テレビの中では剣から氷が出たりするのを何回か見ている。しかし、現実でやろうとするとまず不可能。炎の剣なら剣に油を塗って燃やせば良いが、それでは剣を使う者が火傷しかねない。
──これは何だ?一体俺は何を見ている?
次の瞬間、計は斬られた。
ドサッと計の体が崩れ落ちる。
「け、計ちゃん!」
今まで隠れていた彩夏が姿を現す。
「ねえ、計ちゃん!」
彩夏は計の体を揺するが、計は全く反応を帰さない。
「ひっく……嫌だよぉ……ひっく……計ちゃん……死んじゃ……ひっく……嫌だ……」
計が全く反応を返さない事で、彩夏は泣きだしてしまう。
それを傍で聞いていたシグナム達は
「すまない……許してくれとは言わん。だがこれしか方法が無いんだ……治療はする……シャマル、後は頼んだ」
次の瞬間、計の体は緑色の光に包まれた。
シグナムとの闘いで出来た傷がすぅ……と消えていった。
そして、今度は計の胸から手が飛び出し、黒いビー玉の様な物を握る。
少しずつ、だけど確実にビー玉の様な物が小さくなっていく。
そして、ある程度小さくなったら、次は彩夏の胸から手が出てくる。
うっ……と小さく呻く。
彩夏から出てきたビー玉は白色だった。
そして、計の時より少し早く、終わると、痛みのあまり意識が飛んだ。
シグナムは気絶した彩夏と、今だに目が醒めない計をベンチまで運ぶ。
そして、去りぎわに一言、
──本当に済まなかった……
そう呟き、その場から立ち去る。
今まで空を覆っていた物が無くなり、何時もの空が戻ってきた。
ゆっくりと、計は目を開ける。
不思議な事に、体に痛みは無かった。
そこからあの後の事を思い出していた。
──そうか、俺は敗けたのか……
ふと、横を振り向くと隣に彩夏が寝ていた。
恐らく自分が倒された後に、何かやられたのでは?そう考えていると、あの時の約束が守れなかった事に、悔しさが募った。
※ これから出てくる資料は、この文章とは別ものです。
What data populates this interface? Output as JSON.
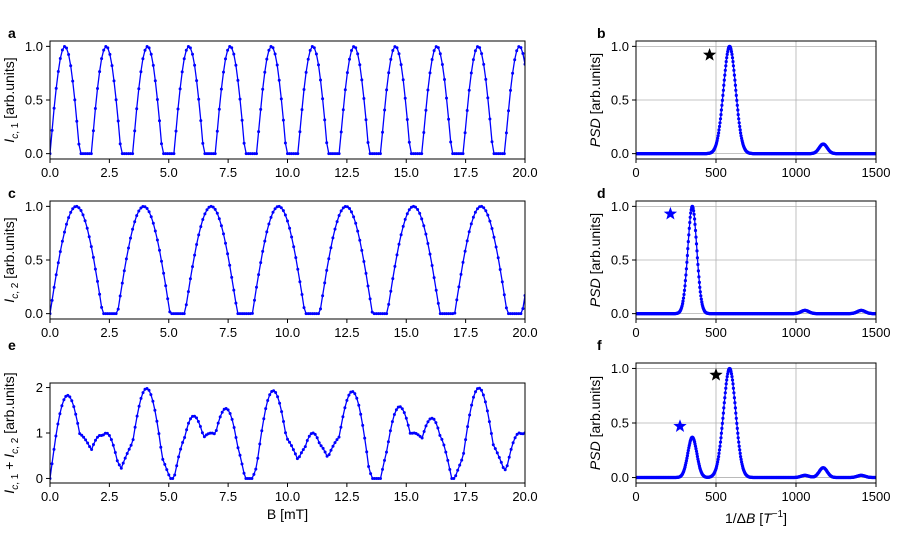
{
  "panels": [
    {
      "id": "a",
      "letter": "a",
      "type": "line",
      "ylabel_html": "<tspan font-style='italic'>I</tspan><tspan font-style='italic' font-size='10' dy='4'>c</tspan><tspan font-size='10'>, 1</tspan><tspan dy='-4'> [arb.units]</tspan>",
      "xlabel": "",
      "xlim": [
        0,
        20
      ],
      "ylim": [
        -0.05,
        1.05
      ],
      "xticks": [
        0,
        2.5,
        5,
        7.5,
        10,
        12.5,
        15,
        17.5,
        20
      ],
      "xtick_labels": [
        "0.0",
        "2.5",
        "5.0",
        "7.5",
        "10.0",
        "12.5",
        "15.0",
        "17.5",
        "20.0"
      ],
      "yticks": [
        0,
        0.5,
        1
      ],
      "ytick_labels": [
        "0.0",
        "0.5",
        "1.0"
      ],
      "grid": false,
      "series": [
        {
          "kind": "sine",
          "period": 1.74,
          "phase": 0,
          "amp": 1,
          "color": "#0000ff"
        }
      ]
    },
    {
      "id": "b",
      "letter": "b",
      "type": "psd",
      "ylabel_html": "<tspan font-style='italic'>PSD</tspan> [arb.units]",
      "xlabel": "",
      "xlim": [
        0,
        1500
      ],
      "ylim": [
        -0.05,
        1.05
      ],
      "xticks": [
        0,
        500,
        1000,
        1500
      ],
      "xtick_labels": [
        "0",
        "500",
        "1000",
        "1500"
      ],
      "yticks": [
        0,
        0.5,
        1
      ],
      "ytick_labels": [
        "0.0",
        "0.5",
        "1.0"
      ],
      "grid": true,
      "peaks": [
        {
          "center": 585,
          "height": 1.0,
          "width": 38
        },
        {
          "center": 1170,
          "height": 0.09,
          "width": 25
        }
      ],
      "star": {
        "x": 460,
        "y": 0.92,
        "color": "#000000"
      },
      "color": "#0000ff"
    },
    {
      "id": "c",
      "letter": "c",
      "type": "line",
      "ylabel_html": "<tspan font-style='italic'>I</tspan><tspan font-style='italic' font-size='10' dy='4'>c</tspan><tspan font-size='10'>, 2</tspan><tspan dy='-4'> [arb.units]</tspan>",
      "xlabel": "",
      "xlim": [
        0,
        20
      ],
      "ylim": [
        -0.05,
        1.05
      ],
      "xticks": [
        0,
        2.5,
        5,
        7.5,
        10,
        12.5,
        15,
        17.5,
        20
      ],
      "xtick_labels": [
        "0.0",
        "2.5",
        "5.0",
        "7.5",
        "10.0",
        "12.5",
        "15.0",
        "17.5",
        "20.0"
      ],
      "yticks": [
        0,
        0.5,
        1
      ],
      "ytick_labels": [
        "0.0",
        "0.5",
        "1.0"
      ],
      "grid": false,
      "series": [
        {
          "kind": "sine",
          "period": 2.84,
          "phase": 0,
          "amp": 1,
          "color": "#0000ff"
        }
      ]
    },
    {
      "id": "d",
      "letter": "d",
      "type": "psd",
      "ylabel_html": "<tspan font-style='italic'>PSD</tspan> [arb.units]",
      "xlabel": "",
      "xlim": [
        0,
        1500
      ],
      "ylim": [
        -0.05,
        1.05
      ],
      "xticks": [
        0,
        500,
        1000,
        1500
      ],
      "xtick_labels": [
        "0",
        "500",
        "1000",
        "1500"
      ],
      "yticks": [
        0,
        0.5,
        1
      ],
      "ytick_labels": [
        "0.0",
        "0.5",
        "1.0"
      ],
      "grid": true,
      "peaks": [
        {
          "center": 352,
          "height": 1.0,
          "width": 28
        },
        {
          "center": 1056,
          "height": 0.03,
          "width": 25
        },
        {
          "center": 1408,
          "height": 0.03,
          "width": 25
        }
      ],
      "star": {
        "x": 215,
        "y": 0.93,
        "color": "#0000ff"
      },
      "color": "#0000ff"
    },
    {
      "id": "e",
      "letter": "e",
      "type": "line",
      "ylabel_html": "<tspan font-style='italic'>I</tspan><tspan font-style='italic' font-size='10' dy='4'>c</tspan><tspan font-size='10'>, 1</tspan><tspan dy='-4'> + </tspan><tspan font-style='italic'>I</tspan><tspan font-style='italic' font-size='10' dy='4'>c</tspan><tspan font-size='10'>, 2</tspan><tspan dy='-4'> [arb.units]</tspan>",
      "xlabel": "B [mT]",
      "xlim": [
        0,
        20
      ],
      "ylim": [
        -0.1,
        2.1
      ],
      "xticks": [
        0,
        2.5,
        5,
        7.5,
        10,
        12.5,
        15,
        17.5,
        20
      ],
      "xtick_labels": [
        "0.0",
        "2.5",
        "5.0",
        "7.5",
        "10.0",
        "12.5",
        "15.0",
        "17.5",
        "20.0"
      ],
      "yticks": [
        0,
        1,
        2
      ],
      "ytick_labels": [
        "0",
        "1",
        "2"
      ],
      "grid": false,
      "series": [
        {
          "kind": "sum",
          "periods": [
            1.74,
            2.84
          ],
          "color": "#0000ff"
        }
      ]
    },
    {
      "id": "f",
      "letter": "f",
      "type": "psd",
      "ylabel_html": "<tspan font-style='italic'>PSD</tspan> [arb.units]",
      "xlabel_html": "1/Δ<tspan font-style='italic'>B</tspan> [<tspan font-style='italic'>T</tspan><tspan font-size='10' dy='-6'>−1</tspan><tspan dy='6'>]</tspan>",
      "xlim": [
        0,
        1500
      ],
      "ylim": [
        -0.05,
        1.05
      ],
      "xticks": [
        0,
        500,
        1000,
        1500
      ],
      "xtick_labels": [
        "0",
        "500",
        "1000",
        "1500"
      ],
      "yticks": [
        0,
        0.5,
        1
      ],
      "ytick_labels": [
        "0.0",
        "0.5",
        "1.0"
      ],
      "grid": true,
      "peaks": [
        {
          "center": 352,
          "height": 0.37,
          "width": 28
        },
        {
          "center": 585,
          "height": 1.0,
          "width": 38
        },
        {
          "center": 1056,
          "height": 0.02,
          "width": 25
        },
        {
          "center": 1170,
          "height": 0.09,
          "width": 25
        },
        {
          "center": 1408,
          "height": 0.02,
          "width": 25
        }
      ],
      "stars": [
        {
          "x": 275,
          "y": 0.47,
          "color": "#0000ff"
        },
        {
          "x": 500,
          "y": 0.94,
          "color": "#000000"
        }
      ],
      "color": "#0000ff"
    }
  ],
  "chart_data": [
    {
      "type": "line",
      "panel": "a",
      "ylabel": "I_c,1 [arb.units]",
      "xlim": [
        0,
        20
      ],
      "ylim": [
        0,
        1
      ],
      "note": "|sin(pi*B/1.74)| periodic, period ~1.74 mT"
    },
    {
      "type": "line",
      "panel": "b",
      "ylabel": "PSD [arb.units]",
      "xlim": [
        0,
        1500
      ],
      "ylim": [
        0,
        1
      ],
      "peaks": [
        {
          "x": 585,
          "y": 1.0
        },
        {
          "x": 1170,
          "y": 0.09
        }
      ]
    },
    {
      "type": "line",
      "panel": "c",
      "ylabel": "I_c,2 [arb.units]",
      "xlim": [
        0,
        20
      ],
      "ylim": [
        0,
        1
      ],
      "note": "period ~2.84 mT"
    },
    {
      "type": "line",
      "panel": "d",
      "ylabel": "PSD [arb.units]",
      "xlim": [
        0,
        1500
      ],
      "ylim": [
        0,
        1
      ],
      "peaks": [
        {
          "x": 352,
          "y": 1.0
        },
        {
          "x": 1056,
          "y": 0.03
        },
        {
          "x": 1408,
          "y": 0.03
        }
      ]
    },
    {
      "type": "line",
      "panel": "e",
      "ylabel": "I_c,1 + I_c,2 [arb.units]",
      "xlabel": "B [mT]",
      "xlim": [
        0,
        20
      ],
      "ylim": [
        0,
        2
      ]
    },
    {
      "type": "line",
      "panel": "f",
      "ylabel": "PSD [arb.units]",
      "xlabel": "1/ΔB [T^-1]",
      "xlim": [
        0,
        1500
      ],
      "ylim": [
        0,
        1
      ],
      "peaks": [
        {
          "x": 352,
          "y": 0.37
        },
        {
          "x": 585,
          "y": 1.0
        },
        {
          "x": 1170,
          "y": 0.09
        }
      ]
    }
  ]
}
(くっ……何が護ってやるだ……結局護れなかったじゃないか……ッ!)
その時、計はあの時の手紙の事を思い出した。
(もし、あれが本当なら……)
確証は無い。だが、今は力が欲しい。シグナムの様な力が。
「力が欲しい……あいつらに勝てる……彩夏を護れる力が……ッ!」
次の瞬間、計の目の前が真っ黒になった。